Merda (Charles-André)

(1773-1812)
Gendarme, célèbre pour avoir tiré sur Robespierre durant la nuit du 9 thermidor, puis général de la R2volution et du premier Empire.

Lettre autographe signée, Paris, 12 décembre 1792, au citoyen Denniever, 2 pages in-4, adresse. Rare.

 

Curieuse lettre au moment où Merda est chargé d’escorter Louis XVI pendant son procès devant la Convention, et dans laquelle il est question d’un conflit d’argent entre son correspondant et un autre citoyen.

 

« Nous reconduirons vendredy le roy à la Convention… »

 

« Citoyen,

On m’a fait remettre une lettre du citoyen Simon principal Clerc du citoyen Lherbette Notaire, comme il vous priait de passer à l’étude je m’y suis transporté, il m’a fait part d’une lettre du citoyen Belin… ». Ce citoyen réclamerait avec persistance une certaine somme d’argent, Merda estime « il était juste qu’à son tour le citoyen Belin vous accordât quelques choses, puisque vous aviez accordées à toutes les demandes qu’il vous avait fait, que mêmes d’après la première entrevue que vous eûtes avec lui, il ne devait pas s’attendre à tout ce que vous lui aviez accordé, qu’au surplus vous pourriez le voir & vous arrangez définitivement avec lui… »

 

« Hier en revenant de reconduire le ci devant roy de la Convention, on remit une lettre à mon papa qui venait du citoyen Belin, il la portât chez vous (…) je vous conseil d’y faire un tout et tenir bon pour les 4 %, il peut et doit vous les accorder (…)

Votre concitoyen.

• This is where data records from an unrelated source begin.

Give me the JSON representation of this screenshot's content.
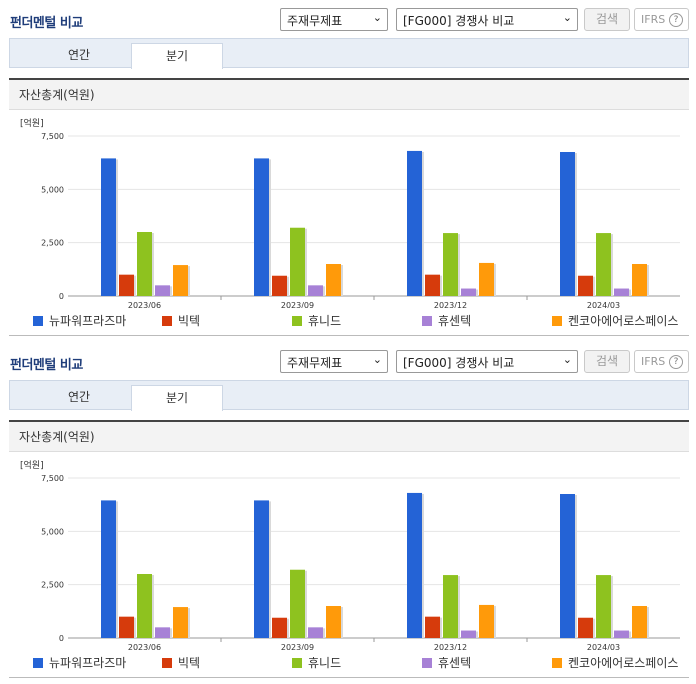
{
  "panels": [
    {
      "title": "펀더멘털 비교",
      "select_type": "주재무제표",
      "select_compare": "[FG000] 경쟁사 비교",
      "search_label": "검색",
      "ifrs_label": "IFRS",
      "help_glyph": "?",
      "tabs": [
        "연간",
        "분기"
      ],
      "active_tab": "분기",
      "section_title": "자산총계(억원)"
    },
    {
      "title": "펀더멘털 비교",
      "select_type": "주재무제표",
      "select_compare": "[FG000] 경쟁사 비교",
      "search_label": "검색",
      "ifrs_label": "IFRS",
      "help_glyph": "?",
      "tabs": [
        "연간",
        "분기"
      ],
      "active_tab": "분기",
      "section_title": "자산총계(억원)"
    }
  ],
  "chart_data": [
    {
      "type": "bar",
      "unit_label": "[억원]",
      "categories": [
        "2023/06",
        "2023/09",
        "2023/12",
        "2024/03"
      ],
      "ylim": [
        0,
        7500
      ],
      "yticks": [
        "7,500",
        "5,000",
        "2,500",
        "0"
      ],
      "ytick_values": [
        7500,
        5000,
        2500,
        0
      ],
      "series": [
        {
          "name": "뉴파워프라즈마",
          "color": "#2463d6",
          "values": [
            6450,
            6450,
            6800,
            6750
          ]
        },
        {
          "name": "빅텍",
          "color": "#d63b0c",
          "values": [
            1000,
            950,
            1000,
            950
          ]
        },
        {
          "name": "휴니드",
          "color": "#8ec21f",
          "values": [
            3000,
            3200,
            2950,
            2950
          ]
        },
        {
          "name": "휴센텍",
          "color": "#a781d6",
          "values": [
            500,
            500,
            350,
            350
          ]
        },
        {
          "name": "켄코아에어로스페이스",
          "color": "#ff9a0a",
          "values": [
            1450,
            1500,
            1550,
            1500
          ]
        }
      ]
    },
    {
      "type": "bar",
      "unit_label": "[억원]",
      "categories": [
        "2023/06",
        "2023/09",
        "2023/12",
        "2024/03"
      ],
      "ylim": [
        0,
        7500
      ],
      "yticks": [
        "7,500",
        "5,000",
        "2,500",
        "0"
      ],
      "ytick_values": [
        7500,
        5000,
        2500,
        0
      ],
      "series": [
        {
          "name": "뉴파워프라즈마",
          "color": "#2463d6",
          "values": [
            6450,
            6450,
            6800,
            6750
          ]
        },
        {
          "name": "빅텍",
          "color": "#d63b0c",
          "values": [
            1000,
            950,
            1000,
            950
          ]
        },
        {
          "name": "휴니드",
          "color": "#8ec21f",
          "values": [
            3000,
            3200,
            2950,
            2950
          ]
        },
        {
          "name": "휴센텍",
          "color": "#a781d6",
          "values": [
            500,
            500,
            350,
            350
          ]
        },
        {
          "name": "켄코아에어로스페이스",
          "color": "#ff9a0a",
          "values": [
            1450,
            1500,
            1550,
            1500
          ]
        }
      ]
    }
  ]
}
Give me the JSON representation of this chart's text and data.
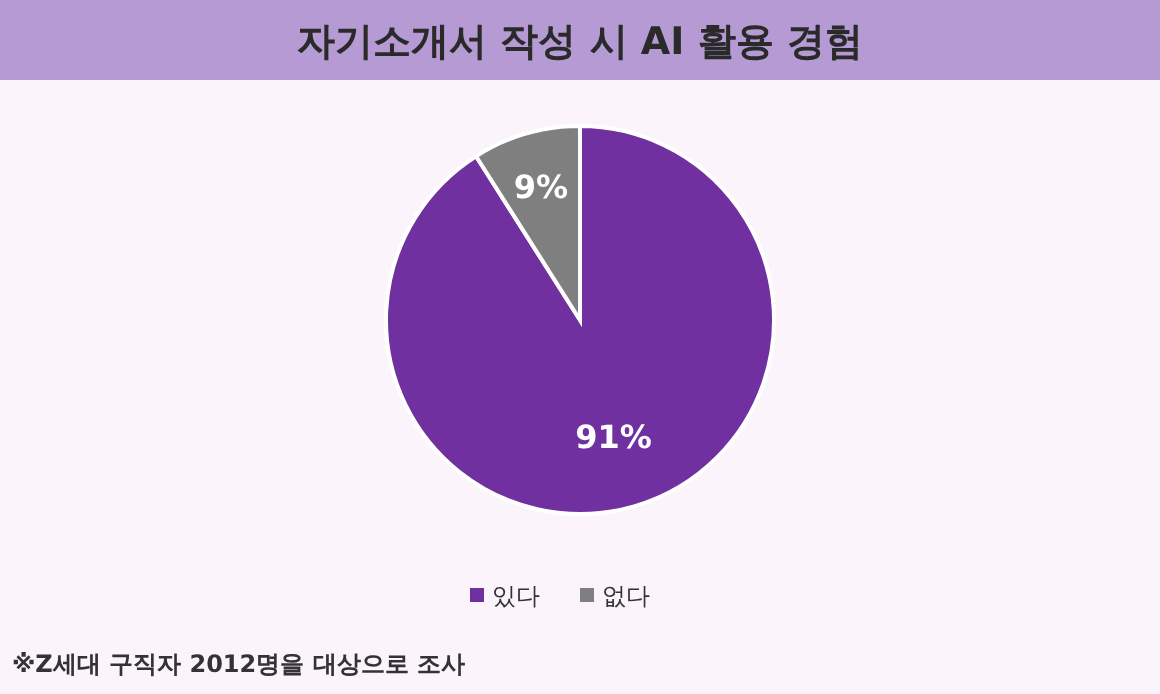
{
  "chart_data": {
    "type": "pie",
    "title": "자기소개서 작성 시 AI 활용 경험",
    "categories": [
      "있다",
      "없다"
    ],
    "values": [
      91,
      9
    ],
    "colors": [
      "#7030a0",
      "#7f7f7f"
    ],
    "value_labels": [
      "91%",
      "9%"
    ],
    "legend": "bottom",
    "annotations": [
      "※Z세대 구직자 2012명을 대상으로 조사"
    ]
  }
}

Merda fils.

Nous reconduirons vendredi le roy à la Convention. On lui a donné ce matin un conseil… ».

 

Louis XVI avait été jugé par les députés de la Convention nationale. Le procès dura du 10 au 26 décembre 1792, s’achevant le 15 janvier par sa condamnation à mort. Le roi fut guillotiné le 21 janvier 1793 place de la Concorde. 

 

Issu d'une famille de commerçants parisiens, Merda entre dans la garde nationale parisienne en septembre 1789. Il aurait été de garde aux Tuileries lors de la journée du 20 juin 1792. Gendarme après le 10 août 1792, dans l'escadron des hommes du 14 juillet, il participe à l'arrestation de Maximilien de Robespierre et de Georges Couthon la nuit du 27 au 28 juillet 1794 (9 au 10 thermidor) An II, et revendique le coup de pistolet qui cassa la mâchoire de l'Incorruptible, proclamé Tyran, la veille, par la Convention.

Les témoins et les historiens mettent cependant ce fait en doute, l'hypothèse d'une tentative de suicide n'étant pas à écarter. Il fait valoir ce « fait d'armes » pour obtenir un avancement. La Convention constate son intervention (et ses blessures et meurtrissures) par un procès-verbal du 10 thermidor An II, Puis la Convention le nomme sous-lieutenant au 5ème régiment de chasseurs à Cheval - par un autre procès verbal - le 25 thermidor an II.